Globe Theatre

Globe Theatre

Sunday 10 July 2016

The Alchemist - Hampstead Parish Church

Atmospheric bubbling flasks & globe

I enjoyed Ben Jonson's comedy The Alchemist when I studied it at university, so was excited to see it performed for the first time. Unlike Shakepeare's plays, which usually involve multiple different settings - sometimes different countries, even - The Alchemist takes place within (and on the doorstep of) a single London house. 

Amoral and inscrutable butler Jeremy takes advantage of his master's absence to use his house as the headquarters for a variety of fraudulent acts. With the help of two other con-people - Subtle (the titular alchemist) and Doll Common - Jeremy aka Face carries out a series of elaborate cons on a number of diverse and gullible characters.

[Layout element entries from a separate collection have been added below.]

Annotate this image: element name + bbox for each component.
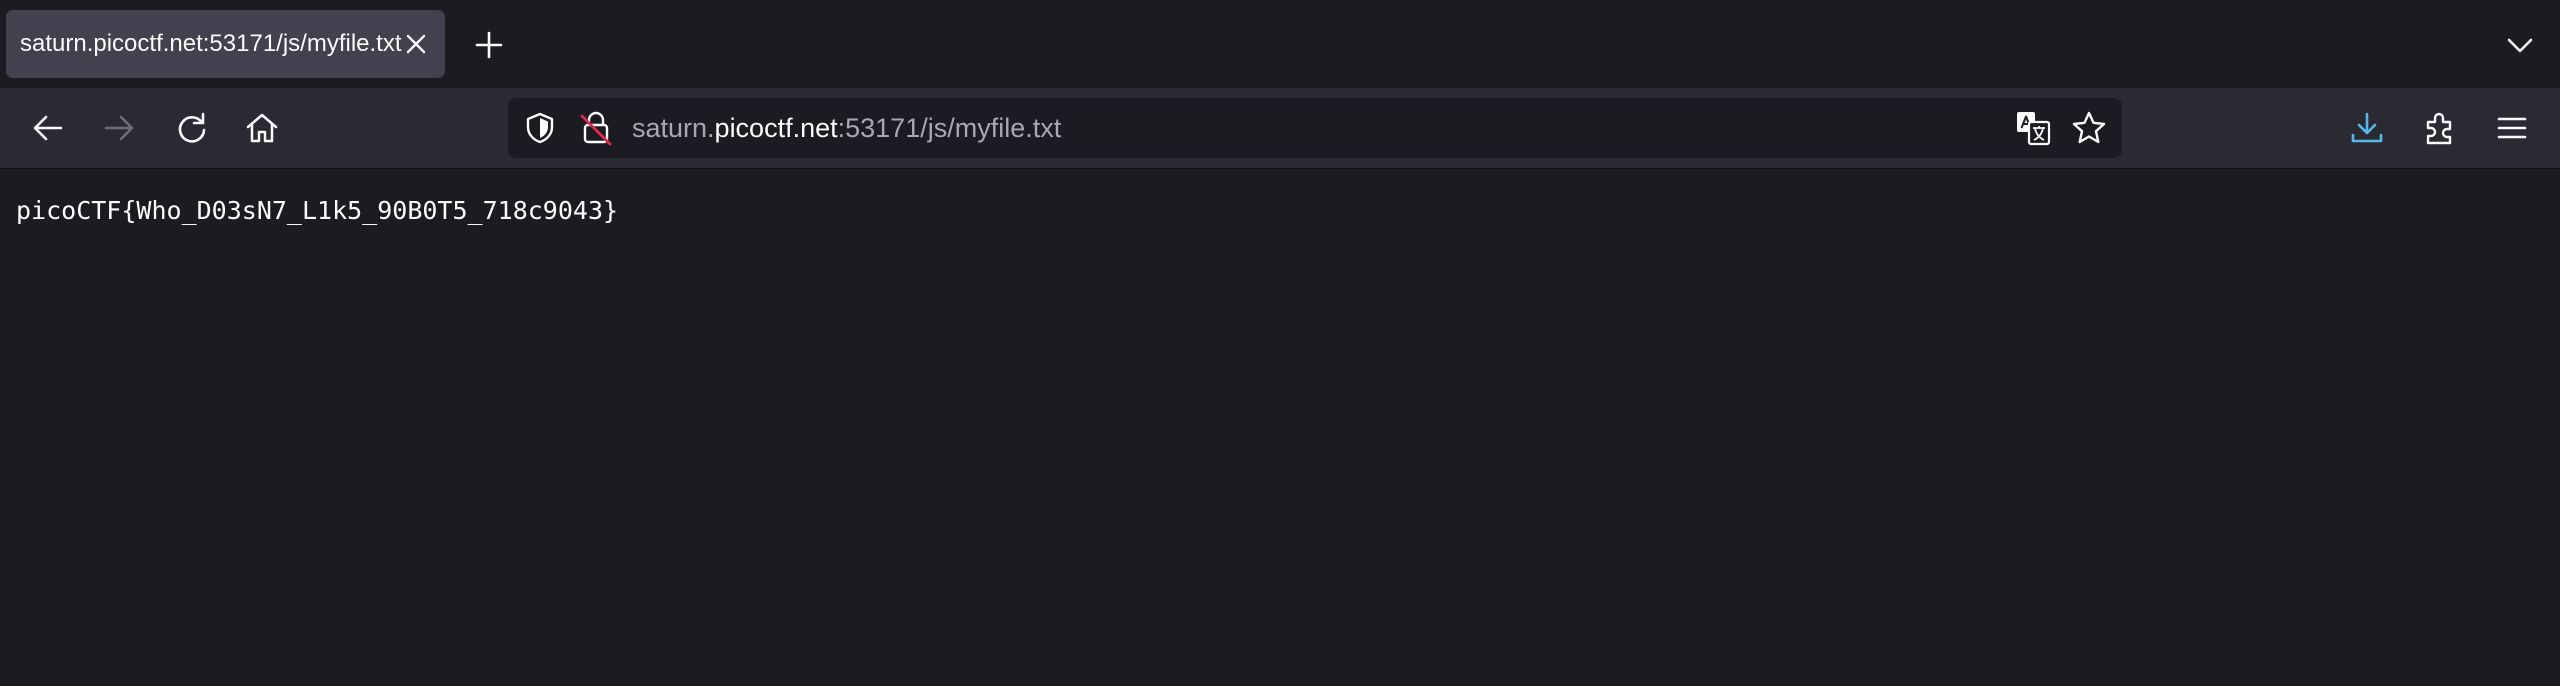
close-icon[interactable]	[403, 31, 429, 57]
translate-icon[interactable]	[2015, 110, 2051, 146]
url-bar[interactable]: saturn.picoctf.net:53171/js/myfile.txt	[508, 98, 2122, 158]
extensions-icon[interactable]	[2416, 104, 2464, 152]
downloads-icon[interactable]	[2343, 104, 2391, 152]
url-path: :53171/js/myfile.txt	[837, 113, 1062, 143]
url-prefix: saturn.	[632, 113, 715, 143]
new-tab-plus-icon[interactable]	[470, 28, 508, 62]
url-host: picoctf.net	[714, 113, 838, 143]
reload-icon[interactable]	[168, 104, 216, 152]
url-text[interactable]: saturn.picoctf.net:53171/js/myfile.txt	[632, 98, 1061, 158]
tab-title: saturn.picoctf.net:53171/js/myfile.txt	[20, 30, 402, 57]
tracking-shield-icon[interactable]	[522, 110, 558, 146]
chevron-down-icon[interactable]	[2504, 30, 2536, 60]
tab-strip: saturn.picoctf.net:53171/js/myfile.txt	[0, 0, 2560, 88]
menu-icon[interactable]	[2488, 104, 2536, 152]
tab-active[interactable]: saturn.picoctf.net:53171/js/myfile.txt	[6, 10, 445, 78]
home-icon[interactable]	[238, 104, 286, 152]
page-content: picoCTF{Who_D03sN7_L1k5_90B0T5_718c9043}	[0, 169, 2560, 686]
back-icon[interactable]	[24, 104, 72, 152]
insecure-lock-icon[interactable]	[578, 110, 614, 146]
bookmark-star-icon[interactable]	[2071, 110, 2107, 146]
forward-icon[interactable]	[95, 104, 143, 152]
file-text: picoCTF{Who_D03sN7_L1k5_90B0T5_718c9043}	[16, 196, 619, 225]
navigation-toolbar: saturn.picoctf.net:53171/js/myfile.txt	[0, 88, 2560, 168]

The set contained everything one could wish from a production of The Alchemist: audibly bubbling, lit-up flasks, test tubes containing different coloured liquids, a globe and a board displaying alchemical equations. I was pleased that the set remained traditionally alchemical, given that the production included modern music and dress - which, incidentally, I thought worked well. I particularly enjoyed the music, which really added to the humour. The costumes were good, although I wasn't completely convinced by Drugger's 70s hippy-inspired outfit...I mean, when the drug in question is tobacco, I'm not sure the flower-power imagery works. Or maybe therein lay the joke?

Barney Lyons as Jeremy/Face and Roderick O'Grady as Subtle made an excellent comic pairing. Their swift transformations into different characters for different 'gulls' were impressive and entertaining; some of Subtle's reactions and mannerisms made me laugh out loud. Barney Lyons' Jeremy had a calm and impassive intensity when he wasn't playing 'Captain Face' (apart from during the argument at the beginning), which was almost chilling, especially towards the end, just before he pulled the gun on Subtle and Doll. Margaret Pritchard Houston as Doll was equally funny and engaging in her transformations and in her interactions with Face and Subtle - and, of course, with the ambitious and lecherous Sir Epicure Mammon (Malcolm Stern).

The creative, clever, highly amusing staging of The Alchemist successfully conveyed the bustling, hectic nature of London and captured the audience's interest from the outset. The play opened with all the characters going about their business to the accompaniment of 'London Calling' by The Clash. I loved the bit after the interval when the audience was drawn back into the action with some of the characters crossing the stage, again going about their business in an amusing way. For example, Drugger (Sarah Day) walking by, delightedly clutching her new shop sign, and Kastril (Nicolas Holzapfel) taking an ostentatious drag on a cigar only to dissolve into a coughing fit. 

Other parts of the play that I found particularly entertaining were...:
  • Subtle emerging in a blue robe from the pulpit in order to appear religious to Sir Epicure.
  • Drugger's shop sign!
  • The 'elves' frisking Dapper (Catherine Martin) to ensure she wasn't concealing money.
  • The entrance of Doll as the Queen of Fairy, with suitable music, fairy wings and bubbles.
  • The very end bit, where Lovewit (Simon Malpas) presents Jeremy with jewels and Subtle and Doll appear - to music - on the run, looking for their next swindle. Very cinematic!

For a completely cynical play in which good in no way overcame evil, The Alchemist made me feel surprisingly uplifted.